Delegation allows users to transfer their credentials (or a subset of their credentials) to another service, which will operate on behalf of that user. This ensures that services can be granted the minimum privileges for their task and that every delegated credential is independent. The delegation process consists of several stages, see Figure 3.3. First the client that owns the certificate and the server which requires a delegated copy create a secure connection. The connection need not be encrypted, as no secrets are passed, but it must ensure integrity. The client then creates a new public and private key which are inserted into a certificate request and returned to the client. The client uses the proxies private key to sign the certificate request and the complete certificate is returned to the server, where it is stored with the new private key.
The previous sections discussed the features that are required from any Grid. The following section discusses some of the most common implementations of these features.
The Globus project was formed in the late 1990s from the experience and software that was gained from the I-WAY project in the United States. It is now one of the most well known providers of open-source Grid software. The Globus Toolkit (GT) has produced many of the fundamental standards and implementations that underly many of todays Grids. It is not intended to provide a complete implementation of a Grid, but rather to provide components which can be integrated as required.
Version 2 of the toolkit released in 2002 provides 'non-WS' C implementations of features such as GridFTP, which still form the basis of many Grids today. Version 3 was the first to introduce an OGSA-compliant Service Orientated Architecture, which was completed when GT4, the WSRF compliant version, was released in 2005. Service implementations are provided respecting the relevant standards where possible. Containers are provided for Java, Python and C which implement many of the standard requirements such as security, discovery and management within which other services can be developed.
Workload management is performed by the Globus Resource Allocation and Management (GRAM) component. GRAM defines a protocol for the submission and management of jobs on remote computational resources. GRAM interacts with the LRMS (either LSF, PBS or Condor) which then executes the task. Data can be staged in and out from the WN. It is important to note that the GT does not provide any brokering functionality, where the most appropriate computational resource is chosen according to some requirements.
Data is transferred using an implementation of the GridFTP protocol called GridFTP. The Replica Location Service (RLS) provides a File Catalogue which may be used in conjunction with the Reliable File Transfer (RFT) to manage third party GridFTP transfers and the interactions with the catalogues.
Monitoring and discovery are provided by the Index, Trigger and WebMDS services. The Index service collects information which is published by other services into a single location. The Trigger service can then be used to perform a defined action when some criteria in the index service is met. WebMDS provides a web based interface to information which is collected from either the index service or another service.
The Globus Security Infrastructure (GSI) is perhaps the most widely used component of the Globus Toolkit. It provides tools for the authorisation and authentication of users using a PKI. Rather than submit their valuable private key, users create a short lived proxy which is then used to authenticate with resources. When jobs arrive at a certain site GSI can map the user onto a local credential appropriate for that site. The MyProxy credential store is also implemented. This provides a secure location to store long lived credentials which can then be retrieved by authorised services. This is required as users proxies often have a shorted lifetime than the jobs that they submit.

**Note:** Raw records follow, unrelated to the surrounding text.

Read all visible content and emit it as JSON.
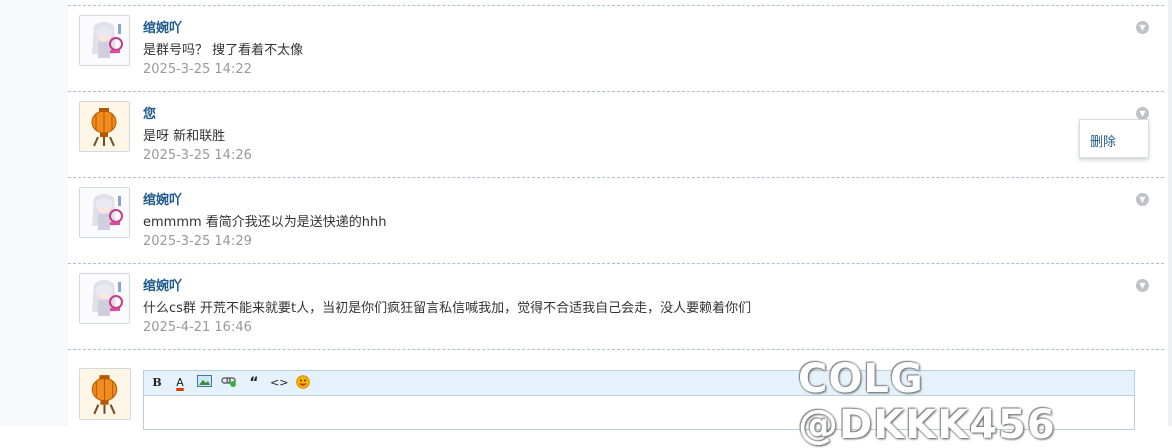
{
  "messages": [
    {
      "author": "绾婉吖",
      "text": "是群号吗？ 搜了看着不太像",
      "time": "2025-3-25 14:22",
      "avatar": "anime-girl-avatar"
    },
    {
      "author": "您",
      "text": "是呀 新和联胜",
      "time": "2025-3-25 14:26",
      "avatar": "lantern-avatar"
    },
    {
      "author": "绾婉吖",
      "text": "emmmm 看简介我还以为是送快递的hhh",
      "time": "2025-3-25 14:29",
      "avatar": "anime-girl-avatar"
    },
    {
      "author": "绾婉吖",
      "text": "什么cs群 开荒不能来就要t人，当初是你们疯狂留言私信喊我加，觉得不合适我自己会走，没人要赖着你们",
      "time": "2025-4-21 16:46",
      "avatar": "anime-girl-avatar"
    }
  ],
  "popup": {
    "delete_label": "删除"
  },
  "editor": {
    "toolbar": [
      {
        "name": "bold",
        "label": "B"
      },
      {
        "name": "font-color",
        "label": "A"
      },
      {
        "name": "image",
        "label": ""
      },
      {
        "name": "link",
        "label": ""
      },
      {
        "name": "quote",
        "label": "“"
      },
      {
        "name": "code",
        "label": "<>"
      },
      {
        "name": "emoji",
        "label": ""
      }
    ]
  },
  "watermark": "COLG @DKKK456",
  "colors": {
    "link": "#1f5a8a",
    "separator": "#a9c1d6",
    "toolbar_bg": "#e5f2fb"
  }
}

Condor is a distributed batch computing system. Unlike other batch systems, such as LSF or PBS, Condor's main focus is on high-throughput, opportunistic computing. Whereas in high performance computing the goal is to maximise the amount of work which can be performed per second, high throughput computing attempts to maximise the amount of work that can be performed over a longer time period. To enable this, all of the resources of an organisation must be used as effectively as possible. Instead of just using large dedicated clusters, Condor makes it possible to scavenge idle computing resources from all of the resources in an organisation from large clusters to individual desktops.
Failures are handled transparently and jobs can be migrated from one machine to another if, for example, the user begins to use their desktop again or the machine crashes.
Condor consists of three main components: agents, resources and matchmakers. Users submit jobs to agents, which find resources suitable for the jobs via a matchmaker. Machines may simultaneously run an agent and a resource server, so that it can both submit and accept jobs. Jobs and resources can specify requirements using the ClassAd syntax. Using these 'Classified Advertisements' jobs can specify the attributes they wish their execution resource to have (memory, architecture, etc.) while resources can specify their configuration and the type of jobs they are willing to accept. When th agent accepts a job from the user, it publishes the requirements of the job to the matchmaker. The matchmaker then finds all of the resources where the requirements match and ranks them according to some criteria; processor speed for example. The agent and the resource are informed of the match and further verification and notification may take place until both parties are happy.
Once a job has been matched to a resource, a shadow daemon is created on the submit machine to provide the input files, environment and executable required to complete the job to the sandbox daemon on the resource. The sandbox recreates the users environment, executes and monitors the execution of the job. It also protects the resource from malicious code by executing the job as a user with limited permissions within the resource. If the executable is linked with the Condor libraries, it can use the shadow to read and write files directly from the submission machine and to create checkpoints. With a checkpoint the entire state of the program is saved, so that in the event of the resource becoming unavailable for whatever reason, the job can be migrated to another resource and restarted from the checkpoint.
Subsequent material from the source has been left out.